Stadtentwicklung in Ostdeutschland seit 1990

Die Städte Ostdeutschlands waren gerade nach der Wiedervereinigung von starken Wanderungsbewegungen betroffen, was sich mit geschultem Auge noch immer in den Städten erkennen lässt. Neben den Kriegsschäden und dem sozialistischen Umbau sind es besonders die Schrumpfungsprozesse, welche die Stadtentwicklung prägten.

Leipzig: Stadtentwickelung nach 1990

Leipzig als größte Stadt Sachsens, mit 2020 etwas über 600.000 Einwohnern (Stadt Leipzig 2020), war seit dem Beginn der DDR von einem anhaltenden Bevölkerungsrückgang betroffen. Nach der Wiedervereinigung verstärkte sich das negative Wanderungssaldo, wodurch die Bevölkerung – bedingt durch die Abwanderung und die nachholende Suburbanisierung – weiter abnahm. Etwa 10 Jahre nach der Wende beginnt die Stadt Leipzig erstmals wieder dauerhaft zu wachsen. Die Auswirkungen des langen Bevölkerungsrückgangs und der sozialistisch geprägten DDR sind auch trotz der gewandelten Bevölkerungsentwicklung noch heute in der Stadt zu erkennen.  
Ausgehend von der sozialistischen Stadt, die sich in der DDR entwickelte (Heineberg et al. 2013), stand Leipzig besonders nach der Wende vor großen Herausforderungen. Aufgrund der verstaatlichten Boden- und Mietpreise war die Investition in Gebäude- und Infrastrukturen für Investoren nicht attraktiv und blieb somit zu DDR-Zeiten häufig aus. Mit der Wiedervereinigung und der Wende kamen zu den vernachlässigten Gebäudestrukturen die Bevölkerungswanderungen hinzu, die sich in Form einer nachholenden Suburbanisierung und der allgemeinen Abwanderung aus der DDR zeigten. Wie bereits erwähnt nimmt die Einwohnerzahl auch in Leipzig nach der Wende deutlich ab und steigt erst ab den 2000er Jahren wieder an. Die Städte schrumpfen, besonders aber die durch die sozialistische Stadtentwicklung ohnehin geschwächten Innenstädte und Stadtkerne verlieren an Bedeutung. Insgesamt entsteht in den ostdeutschen Städten ein enormer Modernisierungs- und Sanierungsbedarf aufgrund der sich verschlechternden Bausubstanz und den fehlenden Investitionen durch Privatinvestoren (ebd. S. 256f.).
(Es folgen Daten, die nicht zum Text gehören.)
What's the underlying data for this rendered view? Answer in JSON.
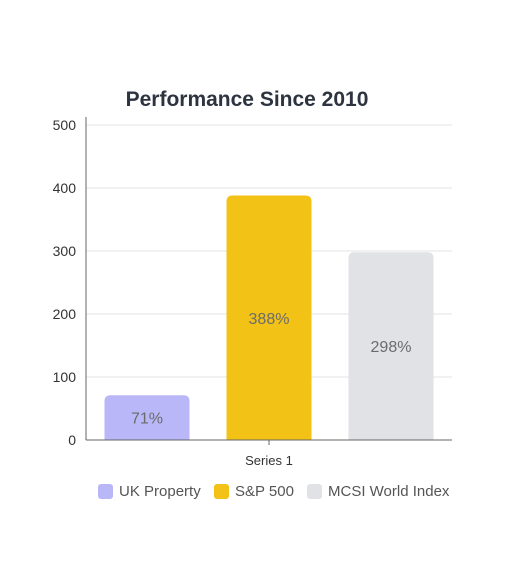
{
  "chart_data": {
    "type": "bar",
    "title": "Performance Since 2010",
    "categories": [
      "Series 1"
    ],
    "series": [
      {
        "name": "UK Property",
        "values": [
          71
        ],
        "label": "71%",
        "color": "#b9b7f7"
      },
      {
        "name": "S&P 500",
        "values": [
          388
        ],
        "label": "388%",
        "color": "#f2c316"
      },
      {
        "name": "MCSI World Index",
        "values": [
          298
        ],
        "label": "298%",
        "color": "#e1e2e6"
      }
    ],
    "ylim": [
      0,
      500
    ],
    "yticks": [
      "0",
      "100",
      "200",
      "300",
      "400",
      "500"
    ],
    "grid": true,
    "legend_position": "bottom"
  }
}
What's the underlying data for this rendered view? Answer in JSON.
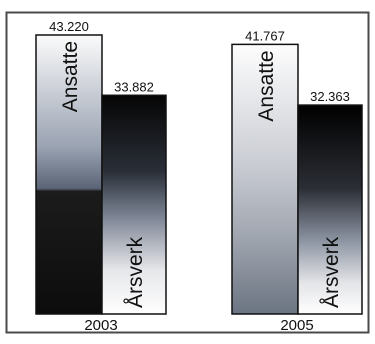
{
  "chart_data": {
    "type": "bar",
    "categories": [
      "2003",
      "2005"
    ],
    "series": [
      {
        "name": "Ansatte",
        "values": [
          43220,
          41767
        ]
      },
      {
        "name": "Årsverk",
        "values": [
          33882,
          32363
        ]
      }
    ],
    "value_labels": [
      [
        "43.220",
        "41.767"
      ],
      [
        "33.882",
        "32.363"
      ]
    ],
    "legend": "inside-bars",
    "grid": false
  },
  "colors": {
    "frame": "#4a4a4a",
    "bar_outline": "#111111",
    "ansatte_top": "#ffffff",
    "ansatte_bottom": "#3c4658",
    "arsverk_top": "#0a0a0a",
    "arsverk_bottom": "#f4f4f4"
  }
}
Auch das seit der Industrialisierung idealtypische Bild des stetigen Wachstums gerät ins Wanken, da gerade durch die Abwanderungen aus dem Osten und die nachholende Suburbanisierung das Schrumpfen der Städte nicht mehr aufgehalten werden kann. Erst nachdem die Schrumpfung bereits deutlich eingesetzt hatten, wandelte sich auch die Stadtplanung, um die negativen Folgen des Bevölkerungsrückgangs ausgleichen zu können. Aus dem Wohnungsmangel der DDR wurde in kürzester Zeit ein Wohnungsüberschuss welcher durch den entstehenden Mietermarkt mit immer weiter zurück gehenden Mieten als Rückkopplung die Bausubstanz weiter verfallen lies (ebd.). Besonders die zu DDR-Zeiten beliebten Großwohnsiedlungen oder auch Plattenbauten standen häufig leer oder wurden von der kaufkraftschwächeren Bevölkerung besetzt. Massenhafte Leerstände, vernachlässigte Gebäude und ein enormer Sanierungs- und Erneuerungsbedarf waren die Folge der schwindenden Bevölkerung und der vergangenen sozialistischen Stadtentwicklung.
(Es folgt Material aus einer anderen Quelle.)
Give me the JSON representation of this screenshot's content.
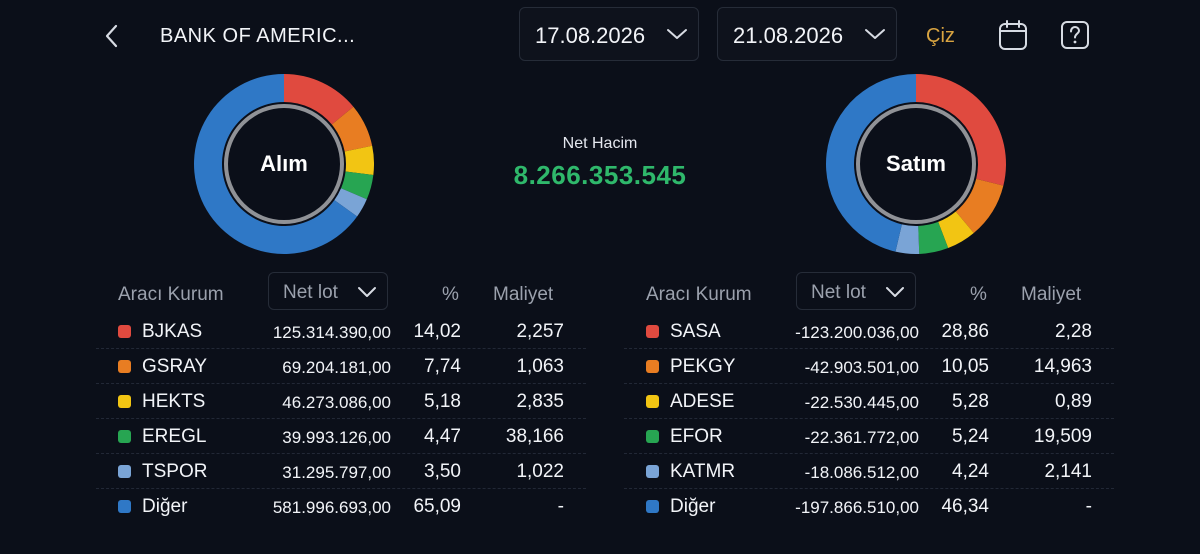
{
  "header": {
    "title": "BANK OF AMERIC...",
    "start_date": "17.08.2026",
    "end_date": "21.08.2026",
    "draw_label": "Çiz",
    "icons": {
      "back": "chevron-left-icon",
      "calendar": "calendar-icon",
      "help": "help-icon"
    }
  },
  "summary": {
    "buy_label": "Alım",
    "sell_label": "Satım",
    "net_label": "Net Hacim",
    "net_value": "8.266.353.545",
    "net_color": "#2fb86b"
  },
  "columns": {
    "broker": "Aracı Kurum",
    "sort": "Net lot",
    "percent": "%",
    "cost": "Maliyet"
  },
  "buy": [
    {
      "name": "BJKAS",
      "lot": "125.314.390,00",
      "pct": "14,02",
      "cost": "2,257",
      "color": "#e04a3f"
    },
    {
      "name": "GSRAY",
      "lot": "69.204.181,00",
      "pct": "7,74",
      "cost": "1,063",
      "color": "#e87d22"
    },
    {
      "name": "HEKTS",
      "lot": "46.273.086,00",
      "pct": "5,18",
      "cost": "2,835",
      "color": "#f2c513"
    },
    {
      "name": "EREGL",
      "lot": "39.993.126,00",
      "pct": "4,47",
      "cost": "38,166",
      "color": "#27a552"
    },
    {
      "name": "TSPOR",
      "lot": "31.295.797,00",
      "pct": "3,50",
      "cost": "1,022",
      "color": "#7aa4d6"
    },
    {
      "name": "Diğer",
      "lot": "581.996.693,00",
      "pct": "65,09",
      "cost": "-",
      "color": "#2f78c6"
    }
  ],
  "sell": [
    {
      "name": "SASA",
      "lot": "-123.200.036,00",
      "pct": "28,86",
      "cost": "2,28",
      "color": "#e04a3f"
    },
    {
      "name": "PEKGY",
      "lot": "-42.903.501,00",
      "pct": "10,05",
      "cost": "14,963",
      "color": "#e87d22"
    },
    {
      "name": "ADESE",
      "lot": "-22.530.445,00",
      "pct": "5,28",
      "cost": "0,89",
      "color": "#f2c513"
    },
    {
      "name": "EFOR",
      "lot": "-22.361.772,00",
      "pct": "5,24",
      "cost": "19,509",
      "color": "#27a552"
    },
    {
      "name": "KATMR",
      "lot": "-18.086.512,00",
      "pct": "4,24",
      "cost": "2,141",
      "color": "#7aa4d6"
    },
    {
      "name": "Diğer",
      "lot": "-197.866.510,00",
      "pct": "46,34",
      "cost": "-",
      "color": "#2f78c6"
    }
  ]
}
Die Schrumpfungsprozesse hatten jedoch nicht nur Auswirkungen auf die bauliche Verfassung der Städte, sondern auch auf die sozialen Aspekte. Durch die Abwanderung der jungen und gebildeten Bevölkerungsschicht aus der DDR blieben vermehrt die weniger gebildeten und weniger mobilen Menschen in den Städten zurück. Mit der fast zeitglich einsetzenden nachholenden Suburbanisierung zogen zusätzlich junge und kaufkraftstärkere Menschen und Familien aus der Stadt ins Umland, wodurch gerade die ärmere, weniger mobile und weniger gebildete Bevölkerung in den Städten verweilte. Eine soziale Entmischung bis hin zur Polarisierung waren die Folge.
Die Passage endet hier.